We've decided to ship Judge David Johnson off to Cirque du Soleil. He'll be barking for the yak woman from now on. Trust us, this is what he wants.
Our reviews of Cirque Du Soleil: Anniversary Collection (published February 8th, 2006), Cirque Du Soleil: Corteo (published April 24th, 2006), Cirque Du Soleil: Fire Within (published January 18th, 2005), Cirque du Soleil: Journey of Man (Blu-ray) (published June 18th, 2011), Cirque Du Soleil: La Nouba (published January 18th, 2005), Cirque du Soleil: Solstrom: The Complete Series (published September 21st, 2005), and Cirque Du Soleil: Corteo (Blu-Ray) (published September 23rd, 2008) are also available.
As cool as these circus performers are, they sorta freak me out.
So here's the setting: on July 11, 2004, in Montreal, the International Festival of Jazz joined forces with Cirque du Soleil to put together a one night only orgy of music and acrobatics.
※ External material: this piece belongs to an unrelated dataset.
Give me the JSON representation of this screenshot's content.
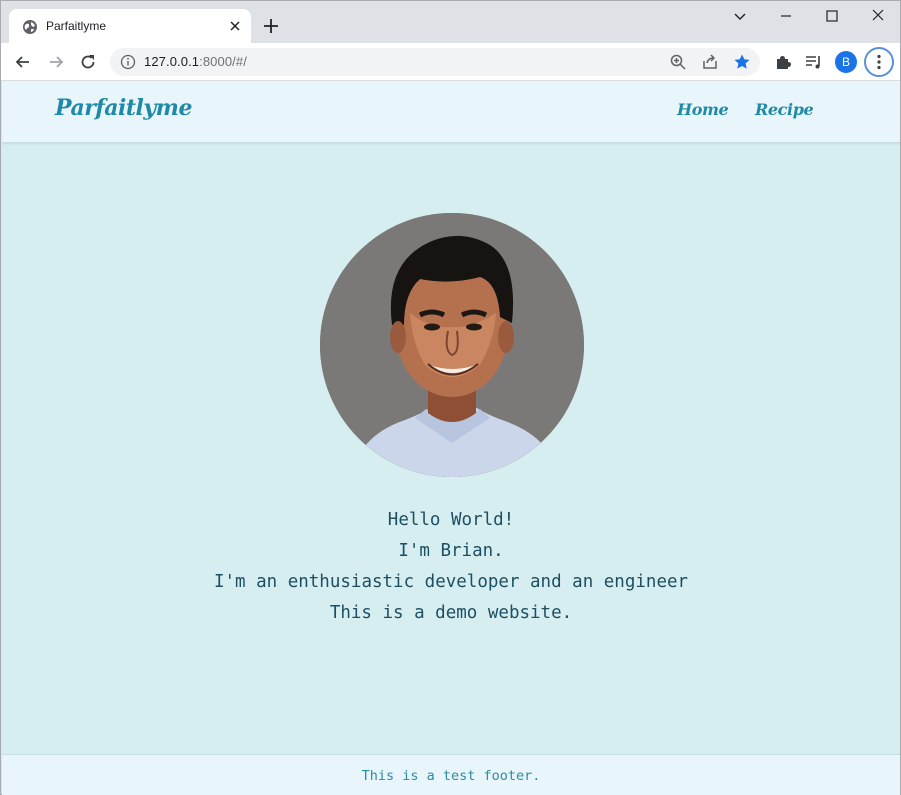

This disc brings that celebration to your home theater with an excellent technical presentation.
The show sometimes intercuts between the circus performances and the musical performances and sometimes blends both together. The entire event took place on the streets of Montreal, mobbed with people, with two massive stages set up: one to house the musicians, the other to provide a venue for the Soleil performers to do their thing. There is a semblance of storyline to the gig, with a mysterious (homeless?) man watching the proceedings from above, and who eventually comes down and takes part in the performance. I'm sure it means a great deal to someone but I was too busy watching that hot girl spin around in the air.
So about those Cirque performers: I have to say, overall, their stuff didn't necessarily floor me. You had some truly awesome spectacles, sure, but there were more than a few ho-hum sights, a couple bordering on the laughable. First the good stuff. This one guy was running around a kind of modified hamster wheel, except it was a good 50 feet off of the ground. He would control the swing of the mechanism (kind of like a pendulum that spins 360 degrees) while flipping around and basically engaging in some death-defying acts. Then you had these two acrobats, a male and a female, both jacked, bending and lifting and putting their bodies into positions that appear to be physically impossible. A phalanx of fire eaters was pretty dope, too.
On the iffy end was a girl trapped in a glass box, and while I give her props for cramming herself into it, the ensuing writhing did nothing to drop my jaw. My favorite dumb trick also involved glass. These folks set up this giant pane of glass on the stage then proceeded to simply throw themselves at it. Whatever. I'm guessing some of the more inebriated folks in the streets could have done the same thing.
Still, combined with the music—really, a combination of jazz and that New Age-y stuff that usually accompanies Cirque du Soleil performances—the performances provided for a visceral feast. All the lavish costuming was in place, the make-up, the hairstyles (my favorite: one of the singers seemed to have inserted shovel handles into her coiffure), the lighting—all accounted for and as overwrought as you could possibly desire.
The event was filmed in high definition, and the DVD treatment is excellent. The 1.85:1 anamorphic widescreen transfer looks awesome, vivid and lively, and boasting superb detailing. The 5.1 digital mix is robust and effective, especially when you consider music is always happening on this disc. Bonuses include a three minute musical encore, a photo gallery, some posters, and a brief look at Cirque du Soleil.